With Maltodextrin as the only carb source it's not the best of gainers out there. Could use it for a post workout shake I guess.

Had to laugh at the review by Nigel....

"I have been taking this stuff for about 3months now and have put on 2 stone in muscle"

2 stone of muscle in three months!! :laugh: :lol: :lol: :lol:


----------



## Suprakill4 (Jul 11, 2008)

GunnaGetBig said:


> With Maltodextrin as the only carb source it's not the best of gainers out there. Could use it for a post workout shake I guess.
> 
> Had to laugh at the review by Nigel....
> 
> ...


 :lol: :lol: :lol: :lol: HAAAAAAAAAAAAA

Some of the reviews are hilarious mate. they make it sound like a miracle.


----------



## dsldude (Sep 11, 2008)

You only need fast acting sugar carbs like maltodextrin after a workout.

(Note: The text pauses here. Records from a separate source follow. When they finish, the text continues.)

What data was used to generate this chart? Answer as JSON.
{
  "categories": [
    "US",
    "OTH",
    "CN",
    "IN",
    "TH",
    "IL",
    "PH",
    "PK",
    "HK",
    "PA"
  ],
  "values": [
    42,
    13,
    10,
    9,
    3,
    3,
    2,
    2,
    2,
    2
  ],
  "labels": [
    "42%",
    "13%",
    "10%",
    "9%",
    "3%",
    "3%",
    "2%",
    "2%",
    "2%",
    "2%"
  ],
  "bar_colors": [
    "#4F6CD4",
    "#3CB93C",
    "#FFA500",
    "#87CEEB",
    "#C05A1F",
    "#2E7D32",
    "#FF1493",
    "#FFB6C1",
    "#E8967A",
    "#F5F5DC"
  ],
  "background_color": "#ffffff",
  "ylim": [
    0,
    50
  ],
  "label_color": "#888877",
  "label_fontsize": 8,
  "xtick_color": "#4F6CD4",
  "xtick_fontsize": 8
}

I would go with the MRP instead it has wholegrain barley providing low glycemic carbohydrates, just use it like you would along side regular meals.

http://www.superfit.co.uk/nutrisport-mrp-60-30-2-5kg-5-5lb.html

I would go for chocolate though cause I have had banana and its

rank.


----------



## Galtonator (Jul 21, 2004)

nutrisport is like marmite. Some love it some hate it


----------